Es gibt Personen, welche sich in die solidarische Gemeinschaft der Blogger einschleichen.

Aber dann geht’s mit geballter Ladung und völlig undifferenziert los. Da wird über einen anderen Weblog-Schreiber hergezogen, dass sich die Balken biegen. Und das – nota bene – in meinem Blog und in einem Beitrag, der damit überhaupt nichts zu tun hat!

Hmmm … Ich bin ja nicht gegen Diskussionen hier drin; im Gegenteil! Aber dann bitte zum Thema. Und mit offenem Visier. Aber anonym bzw. mit einer gefälschten E-Mail-Adresse (was ich selbstverständlich überprüft habe). Nein!
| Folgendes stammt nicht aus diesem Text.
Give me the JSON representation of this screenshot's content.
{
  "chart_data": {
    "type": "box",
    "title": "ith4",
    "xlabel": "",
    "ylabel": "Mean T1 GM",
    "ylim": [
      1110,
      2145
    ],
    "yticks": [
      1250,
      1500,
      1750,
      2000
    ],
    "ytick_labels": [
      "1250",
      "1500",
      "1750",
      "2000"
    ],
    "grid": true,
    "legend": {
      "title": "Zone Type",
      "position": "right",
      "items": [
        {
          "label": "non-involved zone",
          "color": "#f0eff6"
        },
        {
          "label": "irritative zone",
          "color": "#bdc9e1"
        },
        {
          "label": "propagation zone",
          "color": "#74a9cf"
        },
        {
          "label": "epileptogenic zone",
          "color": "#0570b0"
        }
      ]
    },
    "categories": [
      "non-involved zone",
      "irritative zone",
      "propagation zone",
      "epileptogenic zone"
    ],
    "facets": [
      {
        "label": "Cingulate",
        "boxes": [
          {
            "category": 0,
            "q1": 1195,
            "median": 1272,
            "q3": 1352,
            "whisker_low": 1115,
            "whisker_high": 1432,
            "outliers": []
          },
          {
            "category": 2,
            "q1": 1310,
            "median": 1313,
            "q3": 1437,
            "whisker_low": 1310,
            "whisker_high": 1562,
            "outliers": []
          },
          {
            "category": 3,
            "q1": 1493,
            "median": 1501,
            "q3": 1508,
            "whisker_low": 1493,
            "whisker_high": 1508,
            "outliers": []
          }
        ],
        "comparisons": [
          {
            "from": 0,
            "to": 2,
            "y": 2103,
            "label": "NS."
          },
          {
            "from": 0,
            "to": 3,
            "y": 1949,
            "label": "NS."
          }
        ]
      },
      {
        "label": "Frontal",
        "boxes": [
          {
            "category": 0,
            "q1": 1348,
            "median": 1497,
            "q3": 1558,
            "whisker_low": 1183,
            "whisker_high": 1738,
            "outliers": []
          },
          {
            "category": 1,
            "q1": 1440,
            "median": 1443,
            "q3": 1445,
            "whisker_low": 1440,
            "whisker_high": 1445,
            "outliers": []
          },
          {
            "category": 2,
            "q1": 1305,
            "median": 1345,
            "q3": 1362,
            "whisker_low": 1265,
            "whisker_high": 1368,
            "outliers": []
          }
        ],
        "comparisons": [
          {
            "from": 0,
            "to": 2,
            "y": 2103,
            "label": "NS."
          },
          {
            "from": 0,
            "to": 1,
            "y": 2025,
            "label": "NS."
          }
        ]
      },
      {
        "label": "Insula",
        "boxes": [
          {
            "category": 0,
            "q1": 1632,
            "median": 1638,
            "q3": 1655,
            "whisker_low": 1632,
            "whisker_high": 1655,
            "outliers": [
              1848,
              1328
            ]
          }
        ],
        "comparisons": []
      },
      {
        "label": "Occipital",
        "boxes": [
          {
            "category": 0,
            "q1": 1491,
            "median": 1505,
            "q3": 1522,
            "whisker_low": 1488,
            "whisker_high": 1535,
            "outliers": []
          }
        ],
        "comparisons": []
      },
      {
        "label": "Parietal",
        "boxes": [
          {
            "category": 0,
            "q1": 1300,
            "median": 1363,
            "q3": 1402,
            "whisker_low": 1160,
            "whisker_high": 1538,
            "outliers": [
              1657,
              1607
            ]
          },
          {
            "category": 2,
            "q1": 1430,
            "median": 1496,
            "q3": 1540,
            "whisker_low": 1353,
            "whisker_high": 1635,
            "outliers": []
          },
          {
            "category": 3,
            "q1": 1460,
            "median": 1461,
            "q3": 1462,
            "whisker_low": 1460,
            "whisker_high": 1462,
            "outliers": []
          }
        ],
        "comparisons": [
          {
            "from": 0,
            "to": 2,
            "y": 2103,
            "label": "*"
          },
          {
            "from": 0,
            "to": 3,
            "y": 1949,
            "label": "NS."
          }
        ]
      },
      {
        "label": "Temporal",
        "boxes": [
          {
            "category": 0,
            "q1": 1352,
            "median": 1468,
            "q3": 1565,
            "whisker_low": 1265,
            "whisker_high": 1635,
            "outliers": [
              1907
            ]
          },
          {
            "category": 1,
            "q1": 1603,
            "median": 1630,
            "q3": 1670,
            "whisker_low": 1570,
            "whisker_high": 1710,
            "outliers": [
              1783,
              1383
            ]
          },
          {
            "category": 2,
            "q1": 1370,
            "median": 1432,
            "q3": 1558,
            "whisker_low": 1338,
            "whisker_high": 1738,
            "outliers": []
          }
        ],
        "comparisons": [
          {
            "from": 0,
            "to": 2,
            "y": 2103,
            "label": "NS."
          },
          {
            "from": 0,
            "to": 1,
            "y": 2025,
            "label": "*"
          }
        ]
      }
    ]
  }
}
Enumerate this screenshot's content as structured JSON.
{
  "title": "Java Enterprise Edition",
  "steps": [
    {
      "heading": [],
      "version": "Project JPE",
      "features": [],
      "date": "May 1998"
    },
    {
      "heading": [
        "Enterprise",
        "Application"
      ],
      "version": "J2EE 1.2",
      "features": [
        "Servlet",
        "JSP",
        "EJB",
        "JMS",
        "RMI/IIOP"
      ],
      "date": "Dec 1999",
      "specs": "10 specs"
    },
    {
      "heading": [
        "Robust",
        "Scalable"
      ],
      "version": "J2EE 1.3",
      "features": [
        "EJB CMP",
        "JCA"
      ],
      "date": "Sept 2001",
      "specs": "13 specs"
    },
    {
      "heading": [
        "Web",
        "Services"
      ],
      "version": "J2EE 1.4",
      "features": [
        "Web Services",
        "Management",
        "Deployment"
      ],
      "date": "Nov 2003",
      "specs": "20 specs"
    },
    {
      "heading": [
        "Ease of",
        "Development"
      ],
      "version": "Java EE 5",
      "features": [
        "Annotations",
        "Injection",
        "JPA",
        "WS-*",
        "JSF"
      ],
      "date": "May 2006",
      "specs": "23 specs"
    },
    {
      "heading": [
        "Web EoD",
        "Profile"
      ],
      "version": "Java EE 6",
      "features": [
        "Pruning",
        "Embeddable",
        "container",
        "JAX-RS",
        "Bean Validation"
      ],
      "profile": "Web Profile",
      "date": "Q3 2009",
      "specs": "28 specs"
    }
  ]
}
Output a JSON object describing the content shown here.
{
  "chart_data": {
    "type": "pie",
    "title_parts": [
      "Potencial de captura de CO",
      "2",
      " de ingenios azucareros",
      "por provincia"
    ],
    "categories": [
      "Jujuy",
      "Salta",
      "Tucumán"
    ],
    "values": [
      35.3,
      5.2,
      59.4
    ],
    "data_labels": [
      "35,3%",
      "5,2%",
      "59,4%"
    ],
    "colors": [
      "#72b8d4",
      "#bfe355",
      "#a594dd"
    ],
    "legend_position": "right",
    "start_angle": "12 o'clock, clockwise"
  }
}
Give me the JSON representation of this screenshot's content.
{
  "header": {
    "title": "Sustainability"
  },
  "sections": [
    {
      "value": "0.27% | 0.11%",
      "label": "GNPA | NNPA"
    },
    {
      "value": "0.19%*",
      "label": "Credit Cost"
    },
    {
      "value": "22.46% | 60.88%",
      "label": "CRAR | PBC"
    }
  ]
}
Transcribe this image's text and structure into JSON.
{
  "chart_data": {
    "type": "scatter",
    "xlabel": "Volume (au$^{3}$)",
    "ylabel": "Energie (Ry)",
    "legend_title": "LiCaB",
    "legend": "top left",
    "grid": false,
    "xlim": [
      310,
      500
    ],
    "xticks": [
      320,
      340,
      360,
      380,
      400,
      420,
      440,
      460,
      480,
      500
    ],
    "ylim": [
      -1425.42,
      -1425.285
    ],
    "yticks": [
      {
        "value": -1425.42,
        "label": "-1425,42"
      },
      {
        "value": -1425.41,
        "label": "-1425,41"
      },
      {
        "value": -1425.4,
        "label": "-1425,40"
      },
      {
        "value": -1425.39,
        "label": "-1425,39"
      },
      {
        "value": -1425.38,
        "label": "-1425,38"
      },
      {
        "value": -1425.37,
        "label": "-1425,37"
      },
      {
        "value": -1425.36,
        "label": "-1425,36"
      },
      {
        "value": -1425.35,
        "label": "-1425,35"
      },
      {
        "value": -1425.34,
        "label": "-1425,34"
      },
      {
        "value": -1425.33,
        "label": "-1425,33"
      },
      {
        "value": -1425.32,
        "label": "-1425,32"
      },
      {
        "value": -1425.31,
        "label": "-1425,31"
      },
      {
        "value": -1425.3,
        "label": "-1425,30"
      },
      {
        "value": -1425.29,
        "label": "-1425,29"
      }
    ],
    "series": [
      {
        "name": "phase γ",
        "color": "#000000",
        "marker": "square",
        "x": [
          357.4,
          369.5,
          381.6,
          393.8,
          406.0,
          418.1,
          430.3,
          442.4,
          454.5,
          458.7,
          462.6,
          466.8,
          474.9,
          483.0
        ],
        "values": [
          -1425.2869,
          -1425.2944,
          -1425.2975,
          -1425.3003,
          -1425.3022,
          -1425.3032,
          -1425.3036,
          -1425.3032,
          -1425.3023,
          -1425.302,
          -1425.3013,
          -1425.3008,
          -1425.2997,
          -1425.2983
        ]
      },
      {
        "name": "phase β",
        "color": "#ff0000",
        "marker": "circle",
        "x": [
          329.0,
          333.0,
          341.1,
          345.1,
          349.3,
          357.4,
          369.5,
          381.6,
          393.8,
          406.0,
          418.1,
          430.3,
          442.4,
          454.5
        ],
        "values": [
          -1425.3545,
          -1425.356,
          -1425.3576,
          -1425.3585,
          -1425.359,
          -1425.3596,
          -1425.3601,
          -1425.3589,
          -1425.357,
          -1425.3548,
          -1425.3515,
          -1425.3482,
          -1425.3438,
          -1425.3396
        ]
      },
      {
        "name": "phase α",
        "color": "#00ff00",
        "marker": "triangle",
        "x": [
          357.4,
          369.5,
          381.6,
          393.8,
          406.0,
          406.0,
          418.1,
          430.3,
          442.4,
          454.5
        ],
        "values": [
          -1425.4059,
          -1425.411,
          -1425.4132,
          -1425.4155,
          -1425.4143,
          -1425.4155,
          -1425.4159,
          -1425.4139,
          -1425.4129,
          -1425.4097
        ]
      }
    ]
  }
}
Wer immer meint, er müsse der Welt irgend etwas bekannt machen, soll das tun. Das ist eine der vielen positiven Seiten des WWW. Aber dann soll er nicht „mein Baby“ missbrauchen. Es gibt genügend kostenlose Blog-Angebote, wo man seinem Unmut Luft verschaffen kann. Von mir aus dort auch anonym!

Also:
Ja, hier dürfen Leserbriefe geschrieben werden!
Aber nicht am Thema vorbei, anonym oder um hier über irgendwelche Personen her zu ziehen!

Es gibt Personen, welche sich in die solidarische Gemeinschaft der Blogger einschleichen.

Genau! Und die werden es nicht schaffen, das JobBlog dafür zu missbrauchen! Trollt Euch!

3 Kommentare » Schreibe einen Kommentar

  1. Pingback: Laestermaul » Blog Archive » Peach gegen BloggingTom [Updated]

  2. Bei blog.ch hat er’s auch publiziert, in einem Beitrag wo’s überhaupt nicht reinpasst. Scheint eine regelrechte Kampagne zu sein.

    Ich bin der Meinung, dass sich jeder so blamieren soll, wie er’s versteht, darum habe ich den Kommentar freigeschaltet; allerdings hab ich nicht überprüft, ob die Adresse echt ist.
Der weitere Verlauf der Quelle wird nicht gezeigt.